- Map of Nazi Germany showing its administrative subdivisions (Gaue and Reichsgaue)
- Capital: Salzburg
- • 1939: 257,376
- • 1938–1941: Friedrich Rainer
- • 1941–1945: Gustav Adolf Scheel
- • Anschluss: 12 March 1938
- • German surrender: 8 May 1945
| Preceded by | Succeeded by |
| / Salzburg | Salzburg / |
- Today part of: Austria

= Reichsgau Salzburg =

The Reichsgau Salzburg was an administrative division of Nazi Germany in Salzburg, Austria. It existed between 1938 and 1945.

==History==
The Nazi Gau (plural Gaue) system was originally established in a party conference on 22 May 1926, in order to improve administration of the party structure. From 1933 onwards, after the Nazi seizure of power, the Gaue increasingly replaced the German states as administrative subdivisions in Germany. On 12 March 1938 Nazi Germany annexed Austria and on 24 May the Austrian provinces were reorganized and replaced by seven Nazi party Gaue. Under the Ostmarkgesetz law of 14 April 1939 with effect of 1 May, the Austrian Gaue were raised to the status of Reichsgaue and their Gauleiters were subsequently also named Reichsstatthalters.

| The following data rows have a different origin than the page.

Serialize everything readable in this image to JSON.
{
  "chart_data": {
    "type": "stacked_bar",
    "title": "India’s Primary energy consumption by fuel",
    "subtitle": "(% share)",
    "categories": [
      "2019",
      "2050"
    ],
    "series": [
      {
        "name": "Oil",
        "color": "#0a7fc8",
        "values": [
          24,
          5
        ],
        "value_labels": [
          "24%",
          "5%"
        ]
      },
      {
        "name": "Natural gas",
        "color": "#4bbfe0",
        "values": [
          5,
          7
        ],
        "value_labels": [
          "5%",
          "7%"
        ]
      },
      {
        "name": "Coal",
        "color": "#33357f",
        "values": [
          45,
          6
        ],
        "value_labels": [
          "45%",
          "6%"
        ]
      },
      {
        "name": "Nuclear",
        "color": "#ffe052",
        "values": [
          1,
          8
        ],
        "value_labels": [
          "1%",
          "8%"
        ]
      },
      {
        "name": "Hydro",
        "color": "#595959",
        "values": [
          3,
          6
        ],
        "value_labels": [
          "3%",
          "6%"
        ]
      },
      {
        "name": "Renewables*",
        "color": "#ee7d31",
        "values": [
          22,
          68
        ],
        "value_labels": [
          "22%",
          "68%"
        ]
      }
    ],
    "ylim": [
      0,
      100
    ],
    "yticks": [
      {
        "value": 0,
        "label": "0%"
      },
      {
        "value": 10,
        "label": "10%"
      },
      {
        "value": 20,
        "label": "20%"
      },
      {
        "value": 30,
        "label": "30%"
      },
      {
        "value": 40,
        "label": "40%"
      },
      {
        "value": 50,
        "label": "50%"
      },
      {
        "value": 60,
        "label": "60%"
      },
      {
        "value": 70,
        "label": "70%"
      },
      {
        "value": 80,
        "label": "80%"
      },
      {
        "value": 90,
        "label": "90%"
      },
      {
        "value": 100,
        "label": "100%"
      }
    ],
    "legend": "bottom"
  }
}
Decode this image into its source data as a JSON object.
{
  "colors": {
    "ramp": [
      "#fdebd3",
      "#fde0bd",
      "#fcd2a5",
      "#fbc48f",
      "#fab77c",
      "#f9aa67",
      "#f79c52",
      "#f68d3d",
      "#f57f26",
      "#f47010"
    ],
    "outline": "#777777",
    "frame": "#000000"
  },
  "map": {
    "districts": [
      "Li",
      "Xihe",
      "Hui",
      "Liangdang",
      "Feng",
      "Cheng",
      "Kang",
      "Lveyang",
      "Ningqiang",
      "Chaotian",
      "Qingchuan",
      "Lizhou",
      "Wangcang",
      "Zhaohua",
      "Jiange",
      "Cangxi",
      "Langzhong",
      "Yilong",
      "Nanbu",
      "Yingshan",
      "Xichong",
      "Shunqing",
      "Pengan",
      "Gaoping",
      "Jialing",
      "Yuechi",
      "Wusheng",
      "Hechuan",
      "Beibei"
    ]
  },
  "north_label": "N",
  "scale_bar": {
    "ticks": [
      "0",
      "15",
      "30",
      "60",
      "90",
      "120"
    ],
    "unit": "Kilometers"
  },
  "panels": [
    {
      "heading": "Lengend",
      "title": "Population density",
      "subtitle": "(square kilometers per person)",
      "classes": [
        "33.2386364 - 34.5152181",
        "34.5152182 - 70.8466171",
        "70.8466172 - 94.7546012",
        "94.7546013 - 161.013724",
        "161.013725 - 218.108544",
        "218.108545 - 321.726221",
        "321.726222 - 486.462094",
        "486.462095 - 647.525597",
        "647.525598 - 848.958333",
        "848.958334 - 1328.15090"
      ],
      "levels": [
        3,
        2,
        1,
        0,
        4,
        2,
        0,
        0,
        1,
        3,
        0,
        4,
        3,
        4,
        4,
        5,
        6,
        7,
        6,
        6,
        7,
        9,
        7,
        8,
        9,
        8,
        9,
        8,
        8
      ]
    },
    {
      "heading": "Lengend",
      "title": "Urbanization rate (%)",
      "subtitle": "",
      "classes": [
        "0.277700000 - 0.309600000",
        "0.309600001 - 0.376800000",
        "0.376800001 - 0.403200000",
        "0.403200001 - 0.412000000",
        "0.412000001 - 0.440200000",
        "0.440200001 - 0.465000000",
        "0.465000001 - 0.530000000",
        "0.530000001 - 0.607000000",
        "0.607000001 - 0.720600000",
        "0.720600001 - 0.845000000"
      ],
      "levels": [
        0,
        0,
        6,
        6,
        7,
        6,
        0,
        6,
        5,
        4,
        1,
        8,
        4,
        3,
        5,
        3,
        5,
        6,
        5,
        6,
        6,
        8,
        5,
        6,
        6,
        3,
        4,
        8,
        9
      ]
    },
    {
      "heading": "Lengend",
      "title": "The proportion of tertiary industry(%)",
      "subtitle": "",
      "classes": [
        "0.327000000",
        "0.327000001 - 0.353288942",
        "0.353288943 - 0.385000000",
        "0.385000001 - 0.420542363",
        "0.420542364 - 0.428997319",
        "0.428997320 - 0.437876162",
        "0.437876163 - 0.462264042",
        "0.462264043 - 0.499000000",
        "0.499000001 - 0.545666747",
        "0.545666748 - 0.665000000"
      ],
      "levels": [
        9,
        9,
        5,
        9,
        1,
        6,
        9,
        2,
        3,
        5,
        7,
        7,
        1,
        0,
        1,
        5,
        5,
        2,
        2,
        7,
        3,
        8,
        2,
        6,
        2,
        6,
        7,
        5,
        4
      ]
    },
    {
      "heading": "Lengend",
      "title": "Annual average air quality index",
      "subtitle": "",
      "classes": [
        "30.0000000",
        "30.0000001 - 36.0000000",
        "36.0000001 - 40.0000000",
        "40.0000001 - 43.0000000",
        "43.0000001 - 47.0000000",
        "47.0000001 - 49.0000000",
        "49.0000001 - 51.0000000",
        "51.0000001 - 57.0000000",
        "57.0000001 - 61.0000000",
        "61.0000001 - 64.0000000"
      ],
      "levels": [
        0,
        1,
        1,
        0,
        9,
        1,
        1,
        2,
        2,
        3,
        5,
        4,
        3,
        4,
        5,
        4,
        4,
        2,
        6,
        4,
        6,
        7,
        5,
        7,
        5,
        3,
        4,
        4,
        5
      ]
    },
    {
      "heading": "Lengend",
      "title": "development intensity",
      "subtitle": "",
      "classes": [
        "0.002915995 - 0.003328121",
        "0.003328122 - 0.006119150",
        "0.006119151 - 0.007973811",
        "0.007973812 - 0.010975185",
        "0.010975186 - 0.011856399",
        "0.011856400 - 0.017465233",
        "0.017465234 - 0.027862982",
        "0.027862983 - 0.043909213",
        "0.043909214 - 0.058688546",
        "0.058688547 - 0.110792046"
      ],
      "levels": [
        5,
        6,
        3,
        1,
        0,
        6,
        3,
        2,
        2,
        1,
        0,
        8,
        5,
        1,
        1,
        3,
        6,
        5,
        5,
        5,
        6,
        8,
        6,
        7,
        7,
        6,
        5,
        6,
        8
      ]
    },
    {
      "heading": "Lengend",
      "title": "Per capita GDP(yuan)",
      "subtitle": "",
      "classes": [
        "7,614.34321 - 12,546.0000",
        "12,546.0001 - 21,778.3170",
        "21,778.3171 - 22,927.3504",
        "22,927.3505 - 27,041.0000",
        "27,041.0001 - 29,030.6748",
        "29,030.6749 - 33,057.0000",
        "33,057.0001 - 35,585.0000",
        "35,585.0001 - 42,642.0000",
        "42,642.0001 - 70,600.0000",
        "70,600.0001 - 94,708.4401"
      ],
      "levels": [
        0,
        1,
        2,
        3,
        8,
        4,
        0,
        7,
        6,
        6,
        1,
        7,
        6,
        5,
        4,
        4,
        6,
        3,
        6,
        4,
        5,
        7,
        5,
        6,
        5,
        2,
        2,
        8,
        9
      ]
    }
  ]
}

At the head of each Gau stood a Gauleiter, a position which became increasingly more powerful, especially after the outbreak of the Second World War. Local Gauleiters were in charge of propaganda and surveillance and, from September 1944 onwards, the Volkssturm and the defence of the Gau.

The position of Gauleiter in Salzburg was initially held by Friedrich Rainer until 27 November 1941, and then by Gustav Adolf Scheel, while Anton Wintersteiger held the office of Deputy Gauleiter throughout the Reichsgau's history from 1938 to 1945.